3. De netto premie wordt ingehouden op het netto salaris tenzij afstand van storting van de netto premies en verzekeringen is gedaan als bedoeld in artikel 21.

4. De netto premie wordt gebruikt ten behoeve van:

a. de verzekering van netto partner- en wezenpensioen op risicobasis;

b. de verzekering van premievrijstelling bij arbeidsongeschiktheid;

c. de opbouw van netto pensioenkapitaal.

5. De netto premie ten behoeve van de verzekering van netto partner- en wezenpensioen op risicobasis en de verzekering van premievrijstelling bij arbeidsongeschiktheid wordt afgedragen aan de verzekeraar. De netto premie ten behoeve van de opbouw van netto pensioenkapitaal wordt op een beleggingsrekening gestort.

6. De kosten ten aanzien van de administratie van de beleggingsrekening komen voor rekening van het pensioenfonds.

7. De netto premie is bij achterafbetaling in maandelijkse termijnen verschuldigd.

Artikel 17 Beleggen met netto premie

1. De netto premie ten behoeve van de opbouw van netto pensioenkapitaal wordt zo spoedig mogelijk nadat deze verschuldigd is, doch uiterlijk binnen vijf werkdagen, op de beleggingsrekening gestort. Het pensioenfonds is nimmer rente verschuldigd wegens te late storting.

2. Het netto pensioenkapitaal op enig tijdstip is gelijk aan het saldo op de beleggingsrekening waarop de netto premie worden gestort op datzelfde tijdstip.

3. De (gewezen) deelnemer deelt zijn keuze voor de aan de beleggingsrekening verbonden beleggingsfondsen online bij de door het pensioenfonds aangestelde beheerder van de beleggingsrekeningen of schriftelijk aan het pensioenfonds mee. Een wijziging van de keuze voor het saldo op de beleggingsrekening of toekomstige beleggingen kan ook online of schriftelijk worden doorgegeven.

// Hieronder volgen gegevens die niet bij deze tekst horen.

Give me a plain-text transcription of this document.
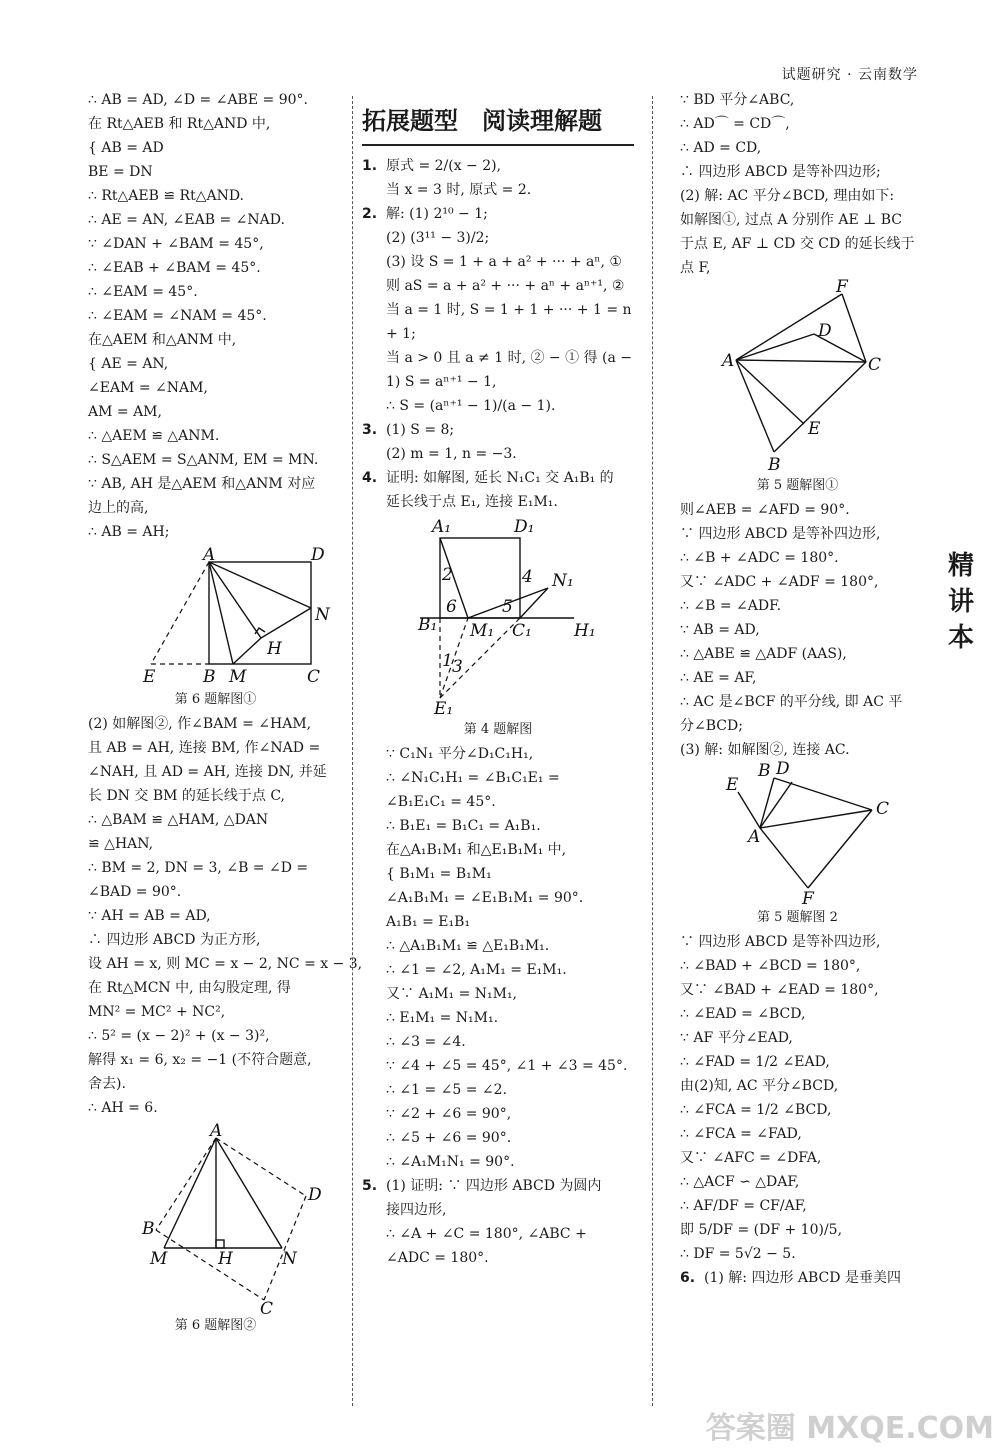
试题研究 · 云南数学
精讲本
∴ AB = AD, ∠D = ∠ABE = 90°.
在 Rt△AEB 和 Rt△AND 中,
{ AB = AD
BE = DN
∴ Rt△AEB ≌ Rt△AND.
∴ AE = AN, ∠EAB = ∠NAD.
∵ ∠DAN + ∠BAM = 45°,
∴ ∠EAB + ∠BAM = 45°.
∴ ∠EAM = 45°.
∴ ∠EAM = ∠NAM = 45°.
在△AEM 和△ANM 中,
{ AE = AN,
∠EAM = ∠NAM,
AM = AM,
∴ △AEM ≌ △ANM.
∴ S△AEM = S△ANM, EM = MN.
∵ AB, AH 是△AEM 和△ANM 对应
边上的高,
∴ AB = AH;
A	D
N
H
E	B M	C
第 6 题解图①
(2) 如解图②, 作∠BAM = ∠HAM,
且 AB = AH, 连接 BM, 作∠NAD =
∠NAH, 且 AD = AH, 连接 DN, 并延
长 DN 交 BM 的延长线于点 C,
∴ △BAM ≌ △HAM, △DAN
≌ △HAN,
∴ BM = 2, DN = 3, ∠B = ∠D =
∠BAD = 90°.
∵ AH = AB = AD,
∴ 四边形 ABCD 为正方形,
设 AH = x, 则 MC = x − 2, NC = x − 3,
在 Rt△MCN 中, 由勾股定理, 得
MN² = MC² + NC²,
∴ 5² = (x − 2)² + (x − 3)²,
解得 x₁ = 6, x₂ = −1 (不符合题意,
舍去).
∴ AH = 6.
A
D
B
M	H	N
C
第 6 题解图②
拓展题型　阅读理解题
1. 原式 = 2/(x − 2),
当 x = 3 时, 原式 = 2.
2. 解: (1) 2¹⁰ − 1;
(2) (3¹¹ − 3)/2;
(3) 设 S = 1 + a + a² + ··· + aⁿ, ①
则 aS = a + a² + ··· + aⁿ + aⁿ⁺¹, ②
当 a = 1 时, S = 1 + 1 + ··· + 1 = n
+ 1;
当 a > 0 且 a ≠ 1 时, ② − ① 得 (a −
1) S = aⁿ⁺¹ − 1,
∴ S = (aⁿ⁺¹ − 1)/(a − 1).
3. (1) S = 8;
(2) m = 1, n = −3.
4. 证明: 如解图, 延长 N₁C₁ 交 A₁B₁ 的
延长线于点 E₁, 连接 E₁M₁.
A₁	D₁
2	4 N₁
6	5
B₁ M₁ C₁ H₁
1 3
E₁
第 4 题解图
∵ C₁N₁ 平分∠D₁C₁H₁,
∴ ∠N₁C₁H₁ = ∠B₁C₁E₁ =
∠B₁E₁C₁ = 45°.
∴ B₁E₁ = B₁C₁ = A₁B₁.
在△A₁B₁M₁ 和△E₁B₁M₁ 中,
{ B₁M₁ = B₁M₁
∠A₁B₁M₁ = ∠E₁B₁M₁ = 90°.
A₁B₁ = E₁B₁
∴ △A₁B₁M₁ ≌ △E₁B₁M₁.
∴ ∠1 = ∠2, A₁M₁ = E₁M₁.
又∵ A₁M₁ = N₁M₁,
∴ E₁M₁ = N₁M₁.
∴ ∠3 = ∠4.
∵ ∠4 + ∠5 = 45°, ∠1 + ∠3 = 45°.
∴ ∠1 = ∠5 = ∠2.
∵ ∠2 + ∠6 = 90°,
∴ ∠5 + ∠6 = 90°.
∴ ∠A₁M₁N₁ = 90°.
5. (1) 证明: ∵ 四边形 ABCD 为圆内
接四边形,
∴ ∠A + ∠C = 180°, ∠ABC +
∠ADC = 180°.
∵ BD 平分∠ABC,
∴ AD⌒ = CD⌒,
∴ AD = CD,
∴ 四边形 ABCD 是等补四边形;
(2) 解: AC 平分∠BCD, 理由如下:
如解图①, 过点 A 分别作 AE ⊥ BC
于点 E, AF ⊥ CD 交 CD 的延长线于
点 F,
F
D
A	C
E
B
第 5 题解图①
则∠AEB = ∠AFD = 90°.
∵ 四边形 ABCD 是等补四边形,
∴ ∠B + ∠ADC = 180°.
又∵ ∠ADC + ∠ADF = 180°,
∴ ∠B = ∠ADF.
∵ AB = AD,
∴ △ABE ≌ △ADF (AAS),
∴ AE = AF,
∴ AC 是∠BCF 的平分线, 即 AC 平
分∠BCD;
(3) 解: 如解图②, 连接 AC.
B D
E
C
A
F
第 5 题解图 2
∵ 四边形 ABCD 是等补四边形,
∴ ∠BAD + ∠BCD = 180°,
又∵ ∠BAD + ∠EAD = 180°,
∴ ∠EAD = ∠BCD,
∵ AF 平分∠EAD,
∴ ∠FAD = 1/2 ∠EAD,
由(2)知, AC 平分∠BCD,
∴ ∠FCA = 1/2 ∠BCD,
∴ ∠FCA = ∠FAD,
又∵ ∠AFC = ∠DFA,
∴ △ACF ∽ △DAF,
∴ AF/DF = CF/AF,
即 5/DF = (DF + 10)/5,
∴ DF = 5√2 − 5.
6. (1) 解: 四边形 ABCD 是垂美四
答案圈 MXQE.COM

4. Een wijziging van de keuze voor de aan de beleggingsrekening verbonden beleggingsfondsen wordt zo spoedig mogelijk, doch uiterlijk binnen vijf werkdagen, doorgevoerd. Het pensioenfonds is niet aansprakelijk voor de beleggingsresultaten die op basis van de gewijzigde keuze zouden zijn ontstaan tot het moment waarop de wijziging voor de aan de beleggingsrekening verbonden beleggingsfondsen is doorgevoerd.

(18)

5. Indien en zolang de (gewezen) deelnemer geen keuze voor de aan de beleggingsrekening verbonden beleggingsfondsen heeft gemaakt, verbindt het pensioenfonds de standaard beleggingsstaffel van het pensioenfonds aan de beleggingsrekening.

6. De standaard beleggingsstaffel wordt door het bestuur vastgesteld en periodiek geëvalueerd. De standaard beleggingsstaffel en de uit hoofde van de standaard beleggingsstaffel aan de beleggingsrekening verbonden beleggingsfondsen kunnen naar aanleiding van de periodieke evaluatie door het bestuur worden gewijzigd.

Een wijziging van de standaard beleggingsstaffel is van toepassing op het saldo op de beleggingsrekening en toekomstige beleggingen.

7. De (gewezen) deelnemer kan op zijn verzoek de verantwoordelijkheid overnemen voor (de gevolgen van) de keuze voor de aan de beleggingsrekening verbonden beleggingsfondsen.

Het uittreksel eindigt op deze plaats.